In this Friday, June 5, 2020 photo, an organizer with a bull horn speaks to thousands of Black Lives Matter protesters lying in the middle of a street in Portland, Maine, during a protest over the death of George Floyd, who died May 25 after being restrained by police in Minneapolis. Credit: Troy R. Bennett

Armed counter-protesters possibly aiming to disrupt an anti-racism rallies in Portland last week were stopped short by police who also stationed officers atop city buildings as spotters.

The Portland Press Herald reported that police Cmdr. James Sweatt told the Police Citizen Review Subcommittee Wednesday night that police had received “actionable intelligence” that the counter-protesters would demonstrate near the Black Lives Matter rallies and that two officers were deployed on buildings to protect the protesters, not intimidate them.

The disclosure, which varies somewhat from previous accounts, comes a week after at least eight largely peaceful rallies in Portland and, as the Herald reported, calls from city officials for internal or independent reviews of Portland police’s handling of them. Protesters nationwide are seeking a crackdown on police violence against minorities in response to the homicide of George Floyd, a black man who died after being pinned for nearly nine minutes under the knee of a white Minneapolis officer. More than 20 rallies have been held in Maine since Floyd’s death.

“They actually did show up. They were actually armed. We intercepted them before they made it there,” Sweatt said of the counterprotesters. “We also discovered other individuals in the crowd that were legally possessing firearms, but their intent was not known.
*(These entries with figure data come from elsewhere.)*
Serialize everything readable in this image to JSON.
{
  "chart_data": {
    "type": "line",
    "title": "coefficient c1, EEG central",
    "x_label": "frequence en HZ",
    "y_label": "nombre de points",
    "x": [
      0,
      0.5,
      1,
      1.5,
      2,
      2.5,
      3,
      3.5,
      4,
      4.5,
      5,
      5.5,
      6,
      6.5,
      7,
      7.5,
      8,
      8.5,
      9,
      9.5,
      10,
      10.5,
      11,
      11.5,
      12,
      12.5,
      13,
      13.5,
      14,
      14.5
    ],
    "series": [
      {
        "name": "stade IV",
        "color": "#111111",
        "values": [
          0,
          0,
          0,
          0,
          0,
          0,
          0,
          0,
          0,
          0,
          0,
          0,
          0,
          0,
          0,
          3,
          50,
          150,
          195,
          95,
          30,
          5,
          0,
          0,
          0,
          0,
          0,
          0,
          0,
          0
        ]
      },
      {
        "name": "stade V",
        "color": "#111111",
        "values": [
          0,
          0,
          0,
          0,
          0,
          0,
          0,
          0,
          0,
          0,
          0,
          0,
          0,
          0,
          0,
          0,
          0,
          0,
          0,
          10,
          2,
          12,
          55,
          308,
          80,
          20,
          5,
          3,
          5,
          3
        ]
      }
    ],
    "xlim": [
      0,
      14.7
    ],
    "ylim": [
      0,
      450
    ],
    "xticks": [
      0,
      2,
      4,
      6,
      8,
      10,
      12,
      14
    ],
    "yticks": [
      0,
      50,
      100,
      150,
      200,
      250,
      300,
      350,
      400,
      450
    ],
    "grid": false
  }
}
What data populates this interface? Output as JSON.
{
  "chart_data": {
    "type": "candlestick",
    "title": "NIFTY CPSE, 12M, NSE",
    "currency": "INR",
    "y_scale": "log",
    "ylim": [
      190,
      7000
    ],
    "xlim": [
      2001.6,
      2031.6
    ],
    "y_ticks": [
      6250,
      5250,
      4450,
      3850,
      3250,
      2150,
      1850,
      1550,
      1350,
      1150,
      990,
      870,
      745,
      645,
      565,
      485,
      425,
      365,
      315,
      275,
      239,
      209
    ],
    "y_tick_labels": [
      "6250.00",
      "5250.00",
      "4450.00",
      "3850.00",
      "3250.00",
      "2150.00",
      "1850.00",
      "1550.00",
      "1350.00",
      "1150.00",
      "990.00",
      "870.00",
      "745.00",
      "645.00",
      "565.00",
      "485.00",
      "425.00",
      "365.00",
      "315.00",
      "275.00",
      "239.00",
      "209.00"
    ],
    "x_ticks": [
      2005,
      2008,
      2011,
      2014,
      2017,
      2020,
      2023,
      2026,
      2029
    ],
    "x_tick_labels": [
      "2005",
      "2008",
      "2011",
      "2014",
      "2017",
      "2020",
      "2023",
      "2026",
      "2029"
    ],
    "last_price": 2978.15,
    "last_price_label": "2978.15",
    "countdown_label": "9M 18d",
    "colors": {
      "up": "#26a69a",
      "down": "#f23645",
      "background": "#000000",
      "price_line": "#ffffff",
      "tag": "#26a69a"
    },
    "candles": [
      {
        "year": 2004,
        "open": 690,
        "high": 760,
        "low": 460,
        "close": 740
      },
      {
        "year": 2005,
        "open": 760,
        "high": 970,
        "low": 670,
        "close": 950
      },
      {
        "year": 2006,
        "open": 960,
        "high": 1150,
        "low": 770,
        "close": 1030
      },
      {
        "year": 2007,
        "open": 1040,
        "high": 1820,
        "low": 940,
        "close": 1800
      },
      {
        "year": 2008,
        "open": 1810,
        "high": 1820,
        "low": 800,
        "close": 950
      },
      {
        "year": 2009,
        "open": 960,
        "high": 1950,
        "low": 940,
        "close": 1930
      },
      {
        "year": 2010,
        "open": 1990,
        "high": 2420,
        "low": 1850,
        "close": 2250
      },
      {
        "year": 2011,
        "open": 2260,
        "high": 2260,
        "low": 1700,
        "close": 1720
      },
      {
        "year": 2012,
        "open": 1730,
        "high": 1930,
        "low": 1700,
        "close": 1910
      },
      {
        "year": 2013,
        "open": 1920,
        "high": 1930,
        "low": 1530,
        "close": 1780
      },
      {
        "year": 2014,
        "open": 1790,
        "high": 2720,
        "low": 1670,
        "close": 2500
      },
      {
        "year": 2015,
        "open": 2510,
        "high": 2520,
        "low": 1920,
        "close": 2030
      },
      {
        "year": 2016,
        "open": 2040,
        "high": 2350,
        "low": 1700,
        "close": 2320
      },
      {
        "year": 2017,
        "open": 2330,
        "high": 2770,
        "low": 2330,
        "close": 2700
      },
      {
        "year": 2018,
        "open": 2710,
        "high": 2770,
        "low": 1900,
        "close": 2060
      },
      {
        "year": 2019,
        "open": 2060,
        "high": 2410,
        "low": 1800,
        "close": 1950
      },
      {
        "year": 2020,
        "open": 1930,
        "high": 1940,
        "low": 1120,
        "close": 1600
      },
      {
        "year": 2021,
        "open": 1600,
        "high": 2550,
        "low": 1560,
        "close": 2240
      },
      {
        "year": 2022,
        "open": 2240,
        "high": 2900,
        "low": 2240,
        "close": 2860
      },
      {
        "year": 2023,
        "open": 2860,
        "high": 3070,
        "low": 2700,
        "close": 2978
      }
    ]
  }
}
I think that’s an important note to make.”

Held June 5, the last protest was the first in the city organized by Black Lives Matter Portland, a nascent collective of longtime racial justice activists in the city. The group surged on the momentum built by the week’s earlier protests, which twice lapsed into disorder after a series of escalations punctuated by otherwise successful protests Monday and Tuesday night.

In an email exchange with a Bangor Daily News reporter on June 5, Portland police spokesman Lieutenant Robert Martin declined to discuss the specifics of the police handling of the first seven rallies, but did describe a photograph of an officer atop the downtown Portland Hampton Inn as appearing to feature tripod-mounted spotting scope. Commonly used by snipers, such scopes are also used for birding, surveillance, hunting, and viewing landscapes, wildlife, ships and other distant objects.

“I will clarify that the officer photographed was using a spotting scope on a tripod or bipod to observe.There was never a rifle pointed at citizens protesting as was suggested,” Martin wrote during the exchange.

“They could be mistaken for a rifle and scope,” he added in another email.